Frank Lampard has backed “phenomenal” Reece James for a long and fruitful Chelsea career.

Blues boss Lampard revealed his sympathy for the right-back following his red card after the final whistle that added a sour note to an impressive full international debut in England’s 1-0 Wembley loss to Denmark.

Lampard is confident James will learn from the mistake of confronting referee Jesus Gil Manzano after England’s frustrating defeat

And the Stamford Bridge manager hailed the 20-year-old’s rapid rise, having been on loan at Wigan little more than a year ago.

“His progress is phenomenal. When he played at Wigan in the Championship, I watched him closely and tried to take him to Derby in that January window and it didn’t happen,” said Lampard.

“So I’ve always been a big fan of his natural talent.
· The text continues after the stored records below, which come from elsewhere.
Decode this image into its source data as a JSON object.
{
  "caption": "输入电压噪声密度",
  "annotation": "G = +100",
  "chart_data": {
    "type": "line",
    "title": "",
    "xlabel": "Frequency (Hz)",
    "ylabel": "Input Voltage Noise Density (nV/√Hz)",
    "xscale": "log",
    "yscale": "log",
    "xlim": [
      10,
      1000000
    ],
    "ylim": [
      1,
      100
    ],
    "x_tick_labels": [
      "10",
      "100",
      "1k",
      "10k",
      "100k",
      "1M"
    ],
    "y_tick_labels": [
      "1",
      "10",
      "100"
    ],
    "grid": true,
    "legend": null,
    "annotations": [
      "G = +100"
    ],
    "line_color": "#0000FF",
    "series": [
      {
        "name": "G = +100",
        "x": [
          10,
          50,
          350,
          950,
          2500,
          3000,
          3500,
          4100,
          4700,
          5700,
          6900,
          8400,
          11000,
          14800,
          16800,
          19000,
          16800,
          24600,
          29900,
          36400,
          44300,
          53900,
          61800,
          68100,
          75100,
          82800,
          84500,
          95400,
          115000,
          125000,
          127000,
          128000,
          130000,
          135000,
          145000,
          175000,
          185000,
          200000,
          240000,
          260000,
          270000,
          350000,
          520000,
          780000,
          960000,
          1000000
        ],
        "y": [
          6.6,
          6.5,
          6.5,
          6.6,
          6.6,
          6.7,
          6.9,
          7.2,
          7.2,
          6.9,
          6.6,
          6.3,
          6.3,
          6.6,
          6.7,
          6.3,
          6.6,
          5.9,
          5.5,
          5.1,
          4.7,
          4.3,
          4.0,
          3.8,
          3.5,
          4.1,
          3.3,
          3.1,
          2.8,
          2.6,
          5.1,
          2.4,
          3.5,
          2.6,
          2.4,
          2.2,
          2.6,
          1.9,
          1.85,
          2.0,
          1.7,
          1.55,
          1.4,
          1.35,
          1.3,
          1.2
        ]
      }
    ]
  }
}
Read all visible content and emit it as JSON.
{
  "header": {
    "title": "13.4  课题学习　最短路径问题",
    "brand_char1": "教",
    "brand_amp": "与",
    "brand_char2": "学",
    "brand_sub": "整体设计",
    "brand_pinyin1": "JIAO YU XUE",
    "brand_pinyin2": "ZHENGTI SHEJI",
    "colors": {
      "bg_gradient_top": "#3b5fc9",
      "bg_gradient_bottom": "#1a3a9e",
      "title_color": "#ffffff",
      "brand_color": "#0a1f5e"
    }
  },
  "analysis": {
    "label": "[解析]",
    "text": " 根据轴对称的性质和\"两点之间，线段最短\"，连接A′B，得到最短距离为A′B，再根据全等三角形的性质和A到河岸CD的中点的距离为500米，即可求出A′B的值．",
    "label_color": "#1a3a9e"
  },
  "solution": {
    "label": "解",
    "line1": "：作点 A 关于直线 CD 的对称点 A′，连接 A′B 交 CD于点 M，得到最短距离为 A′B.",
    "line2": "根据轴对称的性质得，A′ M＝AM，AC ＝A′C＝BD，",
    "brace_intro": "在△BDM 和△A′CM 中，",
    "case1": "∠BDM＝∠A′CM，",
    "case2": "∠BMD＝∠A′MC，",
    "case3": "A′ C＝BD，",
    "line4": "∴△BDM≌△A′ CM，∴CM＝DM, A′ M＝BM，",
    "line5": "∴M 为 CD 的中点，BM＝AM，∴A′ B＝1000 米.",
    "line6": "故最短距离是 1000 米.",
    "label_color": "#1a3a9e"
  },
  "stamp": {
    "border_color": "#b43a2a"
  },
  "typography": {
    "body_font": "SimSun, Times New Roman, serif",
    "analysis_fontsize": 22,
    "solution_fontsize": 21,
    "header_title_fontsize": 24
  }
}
There are things he’ll want to improve on his game and that I think he can improve on his game.

“And the great thing about Reece and a lot of the other younger players at the club is that they are very open to that – they want to improve all the time.

“He’s going to be a fantastic player for this club for a long, long time”

Frank Lampard on Reece James

Reece James is sent off after the final whistle against Denmark

“So with his great natural talent that he’s got, his great physical attributes and the things we can work on, he’s going to be a fantastic player for this club for a long, long time.”

James impressed amid England’s laboured loss to Denmark, showing boss Gareth Southgate his range of abilities on the right flank.

The marauding full-back has been in fine form for Chelsea at the start of the new campaign too, leaving Lampard excited for an even brighter future.

Lampard even conceded he could understand James’ dismissal for dissent after the final whistle against the Danes, though admitted he had cautioned the youngster over any future repeat.

“I thought he was very good and I expect that because I expect a lot from Reece,” said Lampard.

“I did have a word with him about the end, the fact that he got involved with the referee.

“I said, ‘We’re all human, I’ve been there, I’ve done it as a player, maybe as a manager’.

“So, while no one’s a saint, it is also definitely one for him to learn that when you have a performance of that level for your country you’ll get a lot of plaudits and there was no need for him to get involved with the referee after.

“It was a pretty simple conversation and something he’ll definitely take on board.”